Ewing sarcoma primarily occurs in children and young adults and the majority of these patients will require treatment with chemotherapy and surgery.
One of the major symptoms of Ewing sarcoma is swelling around the bone. Patients responding well to chemotherapy witness a reduced swelling and can undergo conservative surgery which minimises the need for limb amputation.
However, if there are cancerous cells remaining in the area following such treatment, it is possible for the tumour to return and worsen the patients’ prognosis. Hence, patients with a high chance of tumour recurrence should undergo additional radiotherapy treatment for increased control of the tumour. Unfortunately, the side effects of radiotherapy (including infection, swelling, stiffness and a risk of secondary radiation-induced malignancies) mean this method of treatment is not routinely used.

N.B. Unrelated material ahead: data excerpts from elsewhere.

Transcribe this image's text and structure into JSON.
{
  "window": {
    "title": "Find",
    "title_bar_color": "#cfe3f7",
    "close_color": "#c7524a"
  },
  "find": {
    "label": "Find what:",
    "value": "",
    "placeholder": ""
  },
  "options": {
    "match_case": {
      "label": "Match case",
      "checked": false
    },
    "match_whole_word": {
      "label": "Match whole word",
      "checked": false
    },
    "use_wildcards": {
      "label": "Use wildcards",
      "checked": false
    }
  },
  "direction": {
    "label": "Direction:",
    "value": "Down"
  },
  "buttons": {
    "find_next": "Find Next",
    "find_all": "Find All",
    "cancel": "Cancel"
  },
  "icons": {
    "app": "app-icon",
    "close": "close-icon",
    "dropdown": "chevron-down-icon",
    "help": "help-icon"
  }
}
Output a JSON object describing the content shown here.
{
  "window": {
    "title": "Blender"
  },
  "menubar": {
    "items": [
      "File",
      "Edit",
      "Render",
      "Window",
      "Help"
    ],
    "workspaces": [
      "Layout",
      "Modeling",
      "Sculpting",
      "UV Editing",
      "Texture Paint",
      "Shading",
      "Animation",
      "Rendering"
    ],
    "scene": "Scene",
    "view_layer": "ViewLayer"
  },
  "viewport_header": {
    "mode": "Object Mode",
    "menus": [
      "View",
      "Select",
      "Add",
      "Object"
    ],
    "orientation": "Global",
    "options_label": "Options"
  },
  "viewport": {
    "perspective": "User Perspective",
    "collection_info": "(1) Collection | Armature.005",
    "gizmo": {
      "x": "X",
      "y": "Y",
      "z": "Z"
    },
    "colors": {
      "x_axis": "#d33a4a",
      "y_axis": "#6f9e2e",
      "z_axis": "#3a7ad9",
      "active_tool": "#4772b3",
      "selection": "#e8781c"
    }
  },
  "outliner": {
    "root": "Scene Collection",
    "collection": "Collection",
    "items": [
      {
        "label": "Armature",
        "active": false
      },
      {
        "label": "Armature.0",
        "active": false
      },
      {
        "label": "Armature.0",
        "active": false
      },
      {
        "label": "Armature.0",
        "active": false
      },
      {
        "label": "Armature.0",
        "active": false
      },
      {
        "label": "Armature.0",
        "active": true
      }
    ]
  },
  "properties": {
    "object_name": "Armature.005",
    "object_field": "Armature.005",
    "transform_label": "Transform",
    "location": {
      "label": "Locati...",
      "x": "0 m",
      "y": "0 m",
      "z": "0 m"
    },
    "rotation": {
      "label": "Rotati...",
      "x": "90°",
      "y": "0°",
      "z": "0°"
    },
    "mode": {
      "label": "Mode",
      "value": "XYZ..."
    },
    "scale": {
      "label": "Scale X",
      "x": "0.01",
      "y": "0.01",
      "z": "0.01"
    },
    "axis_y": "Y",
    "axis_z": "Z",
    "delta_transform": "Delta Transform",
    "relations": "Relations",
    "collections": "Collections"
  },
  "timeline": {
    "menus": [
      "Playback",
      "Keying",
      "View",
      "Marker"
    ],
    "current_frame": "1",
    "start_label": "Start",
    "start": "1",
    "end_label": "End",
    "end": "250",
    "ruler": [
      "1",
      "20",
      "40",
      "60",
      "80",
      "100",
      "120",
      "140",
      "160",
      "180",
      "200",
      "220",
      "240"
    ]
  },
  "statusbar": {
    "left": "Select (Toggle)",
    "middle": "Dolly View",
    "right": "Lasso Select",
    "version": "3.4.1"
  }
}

This project is investigating whether cancer cells, dead or alive, can be identified in the surrounding tissue of Ewing sarcoma patients who have undergone the surgical removal of the tumour. Using patients’ tumour samples to test for specific cell surface markers and genetic alterations of tumour cells will allow these cells to be recognised. This hopes to identify those patients who are at a higher risk of tumour recurrence and guide the use of radiotherapy to create a better designed treatment plan for individual patients; aiming to limit the side effects of radiotherapy, and the risk of tumour recurrence, while enhancing the patients response to treatment.